The Management Agreement was entered into by plaintiff EB5Overseer LLC and defendant Draper Management, LLC in February 2014, shortly before the Franchise Agreements were signed by Fritschler and DAL. However, nothing in the Management Agreement purported to modify or limit the scope of the later agreements that nonparties to the Management Agreement (i.e., Fritschler and DAL) might enter into, nor does it render the clear arbitration and delegation provisions found in the Franchise Agreements ambiguous. While plaintiffs may very well argue that the terms of the Management Agreement make claims asserted by or against certain parties nonarbitrable, that is a question of arbitrability for the arbitrator, not the court. 19
Finally, the Court rejected plaintiffs’ contention “that the Franchise Agreements did not clearly delegate disputes about arbitrability to the arbitrator because certain plaintiffs and the majority of the defendants were not signatories to the Franchise Agreements.”20 Similar to the motion court, the Court found that the non-signatories “were agents of DAL and in the Franchise Agreements themselves, Fritschler promised that he would not bring any claims against DAL’s agents or affiliates outside of arbitration.”21 Moreover, held the Court, “[t]he non-signatory plaintiffs also [fell] within the scope of the arbitration clauses under the direct benefits theory of estoppel.”22
Jeffrey M. Haber is a partner and co-founder of Freiberger Haber LLP.
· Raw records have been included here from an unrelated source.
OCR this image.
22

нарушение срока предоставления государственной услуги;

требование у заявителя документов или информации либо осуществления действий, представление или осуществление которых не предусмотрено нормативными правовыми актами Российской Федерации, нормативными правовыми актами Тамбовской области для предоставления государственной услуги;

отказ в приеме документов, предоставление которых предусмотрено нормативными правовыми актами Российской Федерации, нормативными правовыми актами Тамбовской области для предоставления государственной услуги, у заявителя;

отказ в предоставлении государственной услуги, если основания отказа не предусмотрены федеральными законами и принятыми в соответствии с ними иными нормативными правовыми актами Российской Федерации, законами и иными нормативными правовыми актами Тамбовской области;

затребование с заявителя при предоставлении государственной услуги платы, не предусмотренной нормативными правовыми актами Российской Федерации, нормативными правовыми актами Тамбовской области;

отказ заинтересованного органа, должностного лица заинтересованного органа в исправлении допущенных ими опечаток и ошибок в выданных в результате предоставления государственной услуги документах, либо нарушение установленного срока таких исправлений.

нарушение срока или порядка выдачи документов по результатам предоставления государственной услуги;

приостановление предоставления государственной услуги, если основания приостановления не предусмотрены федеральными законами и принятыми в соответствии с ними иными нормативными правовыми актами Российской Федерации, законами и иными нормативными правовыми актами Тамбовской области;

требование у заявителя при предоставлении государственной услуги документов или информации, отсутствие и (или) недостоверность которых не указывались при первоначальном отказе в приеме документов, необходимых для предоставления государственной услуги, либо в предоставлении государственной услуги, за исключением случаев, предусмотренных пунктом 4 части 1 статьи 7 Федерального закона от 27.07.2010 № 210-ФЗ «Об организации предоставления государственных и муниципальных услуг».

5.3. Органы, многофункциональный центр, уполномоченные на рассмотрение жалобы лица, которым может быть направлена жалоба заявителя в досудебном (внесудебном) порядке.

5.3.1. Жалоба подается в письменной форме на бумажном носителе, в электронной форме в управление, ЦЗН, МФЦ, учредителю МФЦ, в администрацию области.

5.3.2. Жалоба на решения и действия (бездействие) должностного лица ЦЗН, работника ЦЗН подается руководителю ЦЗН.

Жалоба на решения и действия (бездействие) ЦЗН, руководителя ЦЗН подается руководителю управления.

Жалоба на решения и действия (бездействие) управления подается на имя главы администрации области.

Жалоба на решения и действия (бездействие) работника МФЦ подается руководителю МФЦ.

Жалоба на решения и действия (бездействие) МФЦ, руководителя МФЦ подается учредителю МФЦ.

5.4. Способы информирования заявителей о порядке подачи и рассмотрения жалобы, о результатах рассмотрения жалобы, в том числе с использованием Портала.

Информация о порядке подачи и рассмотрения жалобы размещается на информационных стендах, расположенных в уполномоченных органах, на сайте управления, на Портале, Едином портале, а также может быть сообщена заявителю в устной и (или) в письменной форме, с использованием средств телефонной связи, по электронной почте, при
This article is for informational purposes and is not intended to be and should not be taken as legal advice.
Footnotes
- Rent-A-Center, West, Inc. v. Jackson, 561 U.S. 63, 68-9 (2010).
- First Options of Chicago, Inc. v. Kaplan, 514 U.S. 938, 943, 944 (1995) (quoting, AT&T Technologies, Inc. v. Communications Workers, 475 U.S. 643, 649 (1986)).
- Id. at 944.
- Contec Corp. v. Remote Solution, Co., Ltd., 398 F.3d 205, 208 (2d Cir. 2005) (citing, First Options of Chicago, 514 U.S. at 944-45).
- Henry Schein, Inc. v. Archer and White Sales, Inc., ___ U.S. ___, 139 S.Ct. 524, 531 (2019) (internal quotation marks and citation omitted).
- Contec, 398 F.3.d at 208.
- Id.
- E.g., Life Receivables Trust v. Goshawk Syndicate 102 at Lloyd’s, 66 A.D.3d 495, 496 (1st Dept. 2009) (internal quotation marks and citation omitted), aff’d, 14 N.Y.3d 850 (2010), r’arg. denied, 15 N.Y.3d 769 (2010), cert. denied, 562 U.S. 962 (2010).
- Touloumis v. Chalem, 156 A.D.2d 230, 232 (1st Dept. 1989) (One who enters into a plain and unambiguous contract cannot avoid the obligation by merely stating that he erred in understanding its terms…”).
- Doctor’s Assocs., Inc. v. Alemayehu, 934 F.3.d 245, 250-52 (2d Cir. 2019) (internal quotation marks and citation omitted).
- Contec, 398 F.3d at 209.
- Citing, Dormitory Auth. of the State of N.Y. v. Samson Constr. Co., 30 N.Y.3d 704, 710 (2018).
- Matter of Belzberg v. Verus Invs. Holdings Inc., 21 N.Y.3d 626, 630 (2013) (internal quotation marks and citations omitted); MAG Portfolio Consultant, GmbH v. Merlin Biomed Grp. LLC, 268 F.3d 58, 61 (2d Cir. 2001).
- Slip Op. at *1.
- Id. (citing, Doctor’s Assocs., 934 F3d at 251-52).
- Id.
- Id. (citing, Rent-A-Center, 561 U.S. at 70-72).
- Id. (citation omitted).
- Id. (citing, Matter of WN Partner, LLC v. Baltimore Orioles L.P., 179 A.D.3d 14, 17 (1st Dept. 2019)).
- Id. at *2.
- Id.
- Id. (citing, Belzberg, 21 N.Y.3d at 631).